Dès la première répétition, les nouvelles recrues, encore intimidées, avaient été aussitôt mises à l’aise par Lisa, reconnaissable entre mille avec ses lunettes cœur et son t-shirt Ricard. En effet, il est difficile de parler de Lisa sans évoquer son passage, plus que fracassant, à la Dé’banda’de. La fameuse Banda de Sciences Po Bordeaux, dont les airs résonnent jusque dans les rues de Condom. Dès sa première année, son surnom « Oh flûte mon vélo » résonnait déjà dans les rangs de la banda, rappelant ses débuts à la flûte traversière avant qu’elle ne se laisse séduire par le saxophone. Elle y a fait ses preuves jusqu’à en devenir Capie en 3A, ce qui lui aura valu le nom de « Dalida Capella » imprimé sur le dos de son polo rouge. Assidue comme jamais, entre deux cours de théâtre, Lisa n’a jamais quitté la banda. Ni son tempérament complètement fou, d’où ce magnifique surnom : Gigarare. Rare comme Lisa en amphi, Lisa sobre. Quelqu’un d’aussi incroyable. 

Finalement, pour toutes celles et ceux qui la connaissaient, elle restera pour toujours Lisa. Cette femme si solaire et joyeuse. Toujours partante pour un verre au Grizzly, un brunch du dimanche matin ou une soirée à thème.
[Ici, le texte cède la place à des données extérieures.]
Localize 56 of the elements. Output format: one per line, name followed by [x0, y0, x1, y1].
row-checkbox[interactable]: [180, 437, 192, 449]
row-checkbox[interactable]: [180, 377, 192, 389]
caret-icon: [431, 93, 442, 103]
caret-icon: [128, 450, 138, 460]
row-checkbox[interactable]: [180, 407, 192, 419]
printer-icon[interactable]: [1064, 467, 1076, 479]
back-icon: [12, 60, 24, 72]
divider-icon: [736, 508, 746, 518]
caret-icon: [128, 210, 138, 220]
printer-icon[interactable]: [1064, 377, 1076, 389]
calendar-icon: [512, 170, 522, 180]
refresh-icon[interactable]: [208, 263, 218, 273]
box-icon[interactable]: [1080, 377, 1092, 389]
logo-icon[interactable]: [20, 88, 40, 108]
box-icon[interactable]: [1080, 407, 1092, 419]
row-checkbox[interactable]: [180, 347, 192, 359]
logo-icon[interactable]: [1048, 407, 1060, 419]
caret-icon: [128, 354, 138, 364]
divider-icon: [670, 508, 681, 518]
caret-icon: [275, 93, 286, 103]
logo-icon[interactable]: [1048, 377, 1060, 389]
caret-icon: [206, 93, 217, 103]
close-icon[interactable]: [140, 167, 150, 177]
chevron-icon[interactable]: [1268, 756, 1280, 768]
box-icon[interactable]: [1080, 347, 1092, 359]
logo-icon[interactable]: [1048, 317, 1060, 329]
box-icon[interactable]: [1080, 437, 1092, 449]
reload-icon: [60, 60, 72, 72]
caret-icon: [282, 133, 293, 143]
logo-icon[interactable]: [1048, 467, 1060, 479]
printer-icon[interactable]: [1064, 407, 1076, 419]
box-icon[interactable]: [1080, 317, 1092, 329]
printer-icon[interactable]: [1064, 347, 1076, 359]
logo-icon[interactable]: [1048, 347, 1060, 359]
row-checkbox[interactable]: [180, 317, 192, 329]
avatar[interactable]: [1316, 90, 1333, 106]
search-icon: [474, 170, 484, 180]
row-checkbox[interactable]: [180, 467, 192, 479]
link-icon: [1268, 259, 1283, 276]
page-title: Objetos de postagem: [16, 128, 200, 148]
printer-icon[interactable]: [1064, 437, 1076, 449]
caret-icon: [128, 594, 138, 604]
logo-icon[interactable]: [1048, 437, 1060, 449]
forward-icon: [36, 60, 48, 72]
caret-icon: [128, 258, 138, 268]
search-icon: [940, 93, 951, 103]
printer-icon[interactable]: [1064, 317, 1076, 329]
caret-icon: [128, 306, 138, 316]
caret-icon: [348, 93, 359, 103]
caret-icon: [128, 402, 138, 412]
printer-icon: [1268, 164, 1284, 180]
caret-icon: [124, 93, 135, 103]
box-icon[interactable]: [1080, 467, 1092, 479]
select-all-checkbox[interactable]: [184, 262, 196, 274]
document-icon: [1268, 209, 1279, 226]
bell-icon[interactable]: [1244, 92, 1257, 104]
Et aujourd’hui encore, il suffit de passer dans l’Atrium, pour sentir que quelque chose d’elle y demeure. Un éclat de rire suspendu. Un air de musique. Une idée farfelue. Des murmures nous laissant imaginer ses projets les plus fous. Comme si Lisa continuait de souffler sur nos épaules un peu de cette joie qui la rendait unique. Parce qu’au fond, Lisa n’est jamais tout à fait partie. Elle voyage encore. Non plus à travers les continents en tendant son pouce. Mais dans les souvenirs. Les sourires. Les mélodies. Et les cœurs qu’elle a touchés. Et si l’on tend l’oreille, on croirait presque entendre, au loin, une note de saxophone qui s’élève… douce, libre, éternelle.